A /. post today talked about some group from Sri Lanka that tried to measure the 'improvements' from a refactoring project, and noted that a refactoring

  • doesn't make it faster
  • doesn't necessarily reduce lines of code (like that matters)
  • doesn't necessarily reduce resource usage


  • it might improve code maintainability


  • might not improve readability or ease of ability to change

to which I say, "duh?!?!?!".

Proponents of refactoring have never ever said otherwise (unless they themselves are confused on the matter). Code is only readable if it is either simple, or clearly follows design patterns, or is clearly commented and the comments are up to date with the current version of the code. Code is only easy to change when it is readable and when all external dependencies are well known. That last part is a key thing that metrics aren't necessarily able to capture.

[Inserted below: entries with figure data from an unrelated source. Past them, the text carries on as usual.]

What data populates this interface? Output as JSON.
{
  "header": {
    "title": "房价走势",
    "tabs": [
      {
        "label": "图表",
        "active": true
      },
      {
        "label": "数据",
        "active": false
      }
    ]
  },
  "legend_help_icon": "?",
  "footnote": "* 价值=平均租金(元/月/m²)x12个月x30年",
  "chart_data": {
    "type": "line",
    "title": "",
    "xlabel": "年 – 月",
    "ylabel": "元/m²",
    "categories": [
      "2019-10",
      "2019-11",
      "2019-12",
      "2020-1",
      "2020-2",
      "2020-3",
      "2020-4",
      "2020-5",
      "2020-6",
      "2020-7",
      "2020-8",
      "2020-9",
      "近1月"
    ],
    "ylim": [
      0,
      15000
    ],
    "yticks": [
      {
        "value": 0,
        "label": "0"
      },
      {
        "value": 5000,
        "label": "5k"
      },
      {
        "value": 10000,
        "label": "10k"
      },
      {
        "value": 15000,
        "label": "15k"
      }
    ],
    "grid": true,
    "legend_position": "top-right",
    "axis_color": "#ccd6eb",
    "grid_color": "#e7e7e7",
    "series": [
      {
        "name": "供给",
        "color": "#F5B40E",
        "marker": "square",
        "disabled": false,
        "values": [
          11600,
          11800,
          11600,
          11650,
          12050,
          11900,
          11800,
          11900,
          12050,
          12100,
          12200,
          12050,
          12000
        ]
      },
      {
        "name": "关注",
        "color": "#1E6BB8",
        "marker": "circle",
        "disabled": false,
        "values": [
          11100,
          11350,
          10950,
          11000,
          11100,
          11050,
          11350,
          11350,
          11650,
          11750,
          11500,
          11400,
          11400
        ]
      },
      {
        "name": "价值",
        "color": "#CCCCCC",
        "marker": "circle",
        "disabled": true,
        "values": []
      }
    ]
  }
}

A refactoring project, if not refactoring to the right design patterns to address what was wrong with the structure in the first place, is not going to improve it. One must know clearly why the current structure is making a bug-fix or a new feature difficult to implement.

And while some refactorings are 'good' in that they reduce a lot of copy-paste code, others are good because they add code, or add classes (an alternative increase in complexity). Different refactorings have different effects, and are used in different situations.

And as always, if you don't need to refactor, don't. A refactoring is to improve the design, not to rewrite for its own sake.

And there-in lies the great flaw of the whole idea of such a study: you can't measure the quality of a software design. Some things you just have to judge for yourself, based on experience and attention, and no arbitrary metrics number will ever differentiate between a good design and a rubbish heap.

Disclaimer: I hate software metrics.